El verano pasado, al terminar una meditación, me dije a mí misma con toda la intención: ¡Ya es hora de amarme completamente, tal y como soy! Y resuelta me dirigí al espejo de mi habitación. Mirándome a los ojos del espejo, fui diciéndome y escuchando con atención todo lo que pensaba sobre mi aspecto físico. No había atributos positivos o negativos, sólo atributos. Escuché y sentí como impactaban en mí esos calificativos. Todos. Cuando ya no me vinieron más a la cabeza, mis ojos se cerraron, respiré y sentí ese momento. Me sentí habitando un cuerpo, ESE cuerpo. Entonces empezó a emerger en mi pecho una sensación cálida, potente, energética y desde ahí se desplegaba por todo mi cuerpo. Nada me faltaba, nada me sobraba. Una profunda sensación de gratitud y de amor emanaba desde mi pecho hacia cada partícula de mi cuerpo físico. Era la primera vez que me sentía realmente amada por mí.

En un momento, mis ojos se abrieron y me acerqué todo lo que pude al espejo. Mirándome fíjamente a los ojos, empecé a ver cómo mi rostro iba cambiando de formas, algunas femeninas, algunas masculinas, algunas no humanas. Y amaba con la misma intensidad a cada rostro que se me presentaba.

Desde entonces, observo como aparecen pensamientos que otorgan atributos a mi cuerpo, sonrío y los dejo pasar. Es como si, desde ese momento de profundo amor y conexión conmigo, se hubiera desmantelado su poder. Hay ocasiones en las que, por casualidad me miro en el espejo, y me sorprendo sin pensamientos acerca de esa imagen.
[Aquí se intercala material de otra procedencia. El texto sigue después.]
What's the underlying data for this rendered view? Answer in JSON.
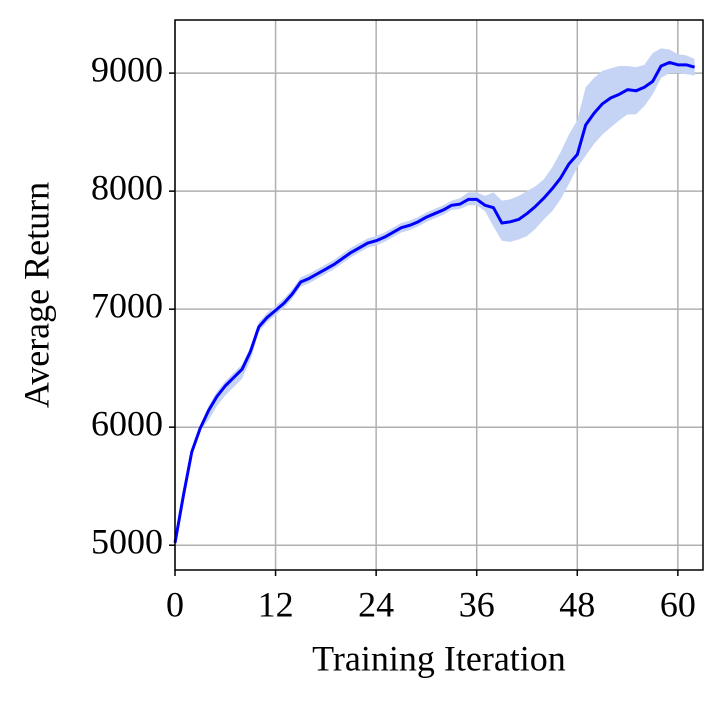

Me vuelvo a reconocer en el espejo cada vez que me veo.

Fue una verdadera revelación haber descubierto que lo que yo veo en el espejo sólo es un relato, una interpretación que hago sobre mí. El cuerpo humano que habito, es perfecto, magnífico, precioso, al igual que todas las formas de vida que genera este planeta. Al liberarme de la ficción de realidad que daba a tales interpretaciones, pude amarme, y al amarme, veo y amo a los demás, más allá de sus reflejos.